When they reach the teen years you may find yourself in the great make up debate. This is a battle you are better off compromising over. A little give will ensure your daughter (or son, it is a modern world after all) feels a part of the crowd but doesn’t go to the heavy extreme and end up leaving the house looking 15 years older than she is. When they start experimenting with the subject, take them out to more natural shops such as The Body Shop and ask an assistant to help choose out some naturally enhancing make up. A tinted moisturiser is a good compromise, giving a gentle coverage without going full on. A light brown mascara will give a subtle effect and maybe a lip tint or tinted lip balm. As they grow, allow them to experiment but help guide them by teaching them how to blend. You went through this, remember! Let them learn from your mistakes but allow them to make some of their own.

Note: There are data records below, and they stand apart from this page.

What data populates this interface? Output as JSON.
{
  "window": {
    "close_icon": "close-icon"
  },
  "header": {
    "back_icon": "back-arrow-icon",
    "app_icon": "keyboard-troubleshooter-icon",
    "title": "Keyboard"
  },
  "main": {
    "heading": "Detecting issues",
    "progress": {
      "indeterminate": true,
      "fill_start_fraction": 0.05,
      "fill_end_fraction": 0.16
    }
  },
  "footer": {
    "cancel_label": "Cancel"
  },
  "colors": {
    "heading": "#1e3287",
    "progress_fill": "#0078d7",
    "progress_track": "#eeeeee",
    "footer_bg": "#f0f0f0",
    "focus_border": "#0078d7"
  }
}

Finally, teaching your children how to deal with emotion when they are young is going to set them up for a more balanced adult life. We can be tempted to hide our emotions, fears and heartaches from the children. Shielding them from the adult stuff. But try to remember that they tune in to our emotions far better than we give them credit for. Of course you shouldn’t be sharing all the details of your life but if something is going on and you know it is affecting you, do not hide it. You are teaching them to hold onto emotions and withdraw. Instead talk openly where appropriate and share a little bit of your sadness or fears with them. As they grow older, listen to their advice. Kids are pretty darn straight about things and often say it as it should be said. If there are troubled times coming then prepare them, but reassure them things will be ok.
Above all, listen. Allow your children to express all their emotions to you without feeling they will get into trouble or cause you upset. You may have to take a huge deep breath when teenagers share their life stories with you, but take it. Because you are far better having a child that shares, than a child who doesn’t. You may not like what goes on in their world, but it is better you know, rather than something hitting you both out of the blue.
Parenting is really tough. Being a kid is pretty tough too. So work together and you will have laid positive foundations for them to grow from. Hopefully they will use your lessons to guide their own children one day.